Era il 18 aprile 1506 quando Papa Giulio II inaugurava i lavori della nuova basilica di San Pietro che doveva sorgere in sostituzione di quella costantiniana. Viene scelto l’architetto Donato Bramante per sovrintendere ai lavori: è lui il primo architetto della neonata Fabbrica. Il Bramante aveva un’idea precisa - seppur rielaborata in diversi rimaneggiamenti - dell’assetto che avrebbe dovuto avere la nuova basilica: una pianta quadrata che a sua volta ne avrebbe contenuta un’altra a croce greca, immaginando così quattro absidi sporgenti con al centro un quadrato sovrastato da una cupola emisferica. Bramante rimarrà l’architetto della Fabbrica fino al 1514, anno della sua morte e di quella di Papa Giulio II. Dopo Bramante, ci sarà Raffaello Sanzio che proporrà un progetto diverso: pianta tradizionale “a T”; una navata a cinque campate; una facciata con un portico a due piani; e per la cupola pensava di conservare il progetto del Bramante. A Raffaello, succederà Antonio da Sangallo il Giovane: l’architetto fiorentino immagina un prolungamento in avanti della basilica con la costruzione di un grande portico d'ingresso sul quale edificare due campanili. Sangallo morirà nel 1546: il progetto non sarà mai compiuto. Il nome fondamentale per tutta l’Opera della Fabbrica rimane quello di Michelangelo Buonarroti al quale verrà conferito l’incarico di architetto della Fabbrica nel gennaio del 1547. Il progetto del Buonarroti prevedeva una pianta della basilica che si rifaceva ai progetti del Bramante e di Raffaello; sopra la monumentale facciata (che sarà poi portata a termine dal Maderno nel 1614), immaginava la grande cupola che sarà terminata nel 1590 dal suo allievo Giacomo Della Porta. Deceduto Michelangelo, la Fabbrica sarà affidata a Giacomo della Porta, assistito da Domenico Fontana, per poi definitivamente essere consegnata al genio del Maderno.
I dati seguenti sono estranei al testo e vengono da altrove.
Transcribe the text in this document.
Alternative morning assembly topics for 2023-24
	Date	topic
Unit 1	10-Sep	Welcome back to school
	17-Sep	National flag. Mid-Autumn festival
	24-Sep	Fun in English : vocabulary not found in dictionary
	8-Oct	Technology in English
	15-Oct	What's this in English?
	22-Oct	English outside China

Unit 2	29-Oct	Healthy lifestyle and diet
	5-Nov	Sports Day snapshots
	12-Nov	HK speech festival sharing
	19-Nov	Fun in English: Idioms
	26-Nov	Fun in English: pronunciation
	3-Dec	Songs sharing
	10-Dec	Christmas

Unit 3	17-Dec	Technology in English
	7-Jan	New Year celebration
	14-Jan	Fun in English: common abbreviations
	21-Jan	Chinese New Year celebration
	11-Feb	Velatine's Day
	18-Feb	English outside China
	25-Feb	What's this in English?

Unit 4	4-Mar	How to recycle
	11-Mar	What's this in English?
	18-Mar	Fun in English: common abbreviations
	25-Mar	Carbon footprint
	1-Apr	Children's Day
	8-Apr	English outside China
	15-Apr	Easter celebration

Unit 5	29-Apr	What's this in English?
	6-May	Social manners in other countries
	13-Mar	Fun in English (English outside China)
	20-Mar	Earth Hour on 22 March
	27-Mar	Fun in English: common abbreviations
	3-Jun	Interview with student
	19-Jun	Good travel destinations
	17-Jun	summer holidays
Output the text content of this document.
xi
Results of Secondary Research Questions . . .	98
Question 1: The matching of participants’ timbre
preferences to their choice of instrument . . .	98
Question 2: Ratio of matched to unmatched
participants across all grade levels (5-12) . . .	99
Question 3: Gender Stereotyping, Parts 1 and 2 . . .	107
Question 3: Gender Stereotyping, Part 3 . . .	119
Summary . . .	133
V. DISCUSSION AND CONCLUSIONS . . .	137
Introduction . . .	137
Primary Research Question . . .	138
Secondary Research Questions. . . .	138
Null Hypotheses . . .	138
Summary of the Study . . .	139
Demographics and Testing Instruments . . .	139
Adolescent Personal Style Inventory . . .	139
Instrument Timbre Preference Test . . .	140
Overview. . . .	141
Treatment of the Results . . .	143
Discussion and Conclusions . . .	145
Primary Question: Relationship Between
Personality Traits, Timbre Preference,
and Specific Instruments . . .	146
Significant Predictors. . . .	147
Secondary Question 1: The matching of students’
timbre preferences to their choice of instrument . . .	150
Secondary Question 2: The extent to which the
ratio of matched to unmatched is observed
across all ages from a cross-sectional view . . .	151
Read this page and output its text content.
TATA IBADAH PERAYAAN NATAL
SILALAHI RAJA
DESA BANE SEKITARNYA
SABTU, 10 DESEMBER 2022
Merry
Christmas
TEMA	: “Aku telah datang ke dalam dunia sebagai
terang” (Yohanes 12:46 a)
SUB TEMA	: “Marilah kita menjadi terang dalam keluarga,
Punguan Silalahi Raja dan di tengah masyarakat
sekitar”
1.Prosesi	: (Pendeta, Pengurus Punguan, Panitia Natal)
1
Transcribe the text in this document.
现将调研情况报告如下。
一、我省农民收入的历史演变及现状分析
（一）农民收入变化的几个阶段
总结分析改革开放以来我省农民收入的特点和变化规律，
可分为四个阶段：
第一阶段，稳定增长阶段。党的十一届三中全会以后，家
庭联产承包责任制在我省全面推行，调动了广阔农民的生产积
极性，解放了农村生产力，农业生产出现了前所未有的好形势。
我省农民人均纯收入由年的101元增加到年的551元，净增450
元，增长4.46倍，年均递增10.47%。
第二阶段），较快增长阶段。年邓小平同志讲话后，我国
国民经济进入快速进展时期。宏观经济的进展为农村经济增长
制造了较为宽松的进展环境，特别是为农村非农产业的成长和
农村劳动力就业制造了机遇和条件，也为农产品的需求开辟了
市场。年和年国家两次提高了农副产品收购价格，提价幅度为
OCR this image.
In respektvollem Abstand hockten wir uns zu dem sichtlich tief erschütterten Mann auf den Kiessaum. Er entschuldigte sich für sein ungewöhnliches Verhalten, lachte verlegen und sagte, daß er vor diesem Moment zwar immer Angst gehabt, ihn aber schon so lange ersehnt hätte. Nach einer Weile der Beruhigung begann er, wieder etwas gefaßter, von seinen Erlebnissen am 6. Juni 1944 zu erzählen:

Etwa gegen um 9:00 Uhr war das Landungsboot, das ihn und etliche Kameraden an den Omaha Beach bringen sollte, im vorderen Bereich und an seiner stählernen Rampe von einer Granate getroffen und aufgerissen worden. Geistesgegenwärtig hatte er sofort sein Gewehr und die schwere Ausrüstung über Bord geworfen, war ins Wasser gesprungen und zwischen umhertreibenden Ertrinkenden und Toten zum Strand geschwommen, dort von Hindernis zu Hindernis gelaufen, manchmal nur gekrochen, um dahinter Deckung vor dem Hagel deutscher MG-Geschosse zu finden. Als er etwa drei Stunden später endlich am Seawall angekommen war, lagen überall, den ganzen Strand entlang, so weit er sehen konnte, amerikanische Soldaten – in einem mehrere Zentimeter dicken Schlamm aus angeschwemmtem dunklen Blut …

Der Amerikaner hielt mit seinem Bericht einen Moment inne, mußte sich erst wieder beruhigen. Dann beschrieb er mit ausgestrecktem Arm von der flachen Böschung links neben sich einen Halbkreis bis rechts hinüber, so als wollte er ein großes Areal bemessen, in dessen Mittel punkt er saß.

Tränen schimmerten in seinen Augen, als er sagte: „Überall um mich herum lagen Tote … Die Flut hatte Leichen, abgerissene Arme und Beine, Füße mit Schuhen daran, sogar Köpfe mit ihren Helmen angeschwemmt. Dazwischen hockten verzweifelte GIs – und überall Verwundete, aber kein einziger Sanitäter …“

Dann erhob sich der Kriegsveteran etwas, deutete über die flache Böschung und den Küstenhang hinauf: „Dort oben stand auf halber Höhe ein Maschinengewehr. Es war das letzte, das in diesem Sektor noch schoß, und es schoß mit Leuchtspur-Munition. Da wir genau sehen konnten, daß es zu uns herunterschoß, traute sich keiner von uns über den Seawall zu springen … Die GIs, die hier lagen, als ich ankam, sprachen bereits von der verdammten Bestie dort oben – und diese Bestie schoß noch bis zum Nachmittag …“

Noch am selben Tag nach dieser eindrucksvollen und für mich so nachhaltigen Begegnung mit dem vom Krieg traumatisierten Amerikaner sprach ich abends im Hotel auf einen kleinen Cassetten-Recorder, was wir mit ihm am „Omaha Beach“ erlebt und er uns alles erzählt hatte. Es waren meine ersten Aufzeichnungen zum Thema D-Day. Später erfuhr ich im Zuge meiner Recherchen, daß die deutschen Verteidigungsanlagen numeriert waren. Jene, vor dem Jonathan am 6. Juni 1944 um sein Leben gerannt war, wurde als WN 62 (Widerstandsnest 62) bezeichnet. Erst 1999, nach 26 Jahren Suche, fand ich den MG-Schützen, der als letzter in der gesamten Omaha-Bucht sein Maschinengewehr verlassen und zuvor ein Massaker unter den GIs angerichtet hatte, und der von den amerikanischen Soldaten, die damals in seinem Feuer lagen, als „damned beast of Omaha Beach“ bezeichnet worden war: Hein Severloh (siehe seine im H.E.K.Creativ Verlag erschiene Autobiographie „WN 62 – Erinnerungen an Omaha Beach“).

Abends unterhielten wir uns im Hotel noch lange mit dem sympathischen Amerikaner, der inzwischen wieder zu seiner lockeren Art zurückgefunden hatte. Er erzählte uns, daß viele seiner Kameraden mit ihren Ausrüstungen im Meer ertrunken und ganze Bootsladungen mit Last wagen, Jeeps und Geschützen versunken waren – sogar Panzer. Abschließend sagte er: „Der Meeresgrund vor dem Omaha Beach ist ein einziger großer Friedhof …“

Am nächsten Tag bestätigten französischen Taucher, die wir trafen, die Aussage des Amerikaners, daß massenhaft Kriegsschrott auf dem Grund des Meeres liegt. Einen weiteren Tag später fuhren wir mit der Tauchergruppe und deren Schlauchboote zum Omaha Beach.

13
E’ proprio a lui che si deve la definitiva immagine della basilica che si presenta al fedele di oggi.
Ma un tesoro d’arte è nascosto all’interno della basilica: passare in rassegna tutte le opere contenute in San Pietro è impresa assai ardua, difficile nasconderlo. Ma lo sguardo di chi vi entra, perso sicuramente in un così ricco panorama di ori e di grandezza, d’arte e fede, non può che essere catturato soprattutto da un’opera che rappresenta forse la sintesi più evidente dell’intero interno della basilica romana: è il famoso Baldacchino del Bernini, opera monumentale che campeggia in fondo alla navata centrale.
A riguardo, ormai nota è l’espressione che la tradizione attribuisce al “satiro romano” Pasquino: “Quod non fecerunt barbari, fecerunt Barberini”, ossia “Ciò che non fecero i barbari, fecero i Barberini”. L’episodio che si cela dietro a questa frase è abbastanza noto: si narra che la costruzione del Baldacchino sia legata alla espoliazione del Pantheon, l’unico tempio romano che si era mantenuto quasi perfettamente integro all’epoca di Papa Urbano VIII. Ed è da questo tempio romano che vennero asportate gran parte delle decorazioni bronzee per la costruzione del Baldacchino berniniano. In realtà sembra che il Bernini non conoscendo la lega usata dai romani si fosse poi rifiutato di utilizzare quel bronzo. Non conosciamo, dunque, se sia vera o meno questa simpatica vicenda: ciò che sappiamo di certo è che quest’opera berninania rappresenta il fulcro dell’interno della basilica.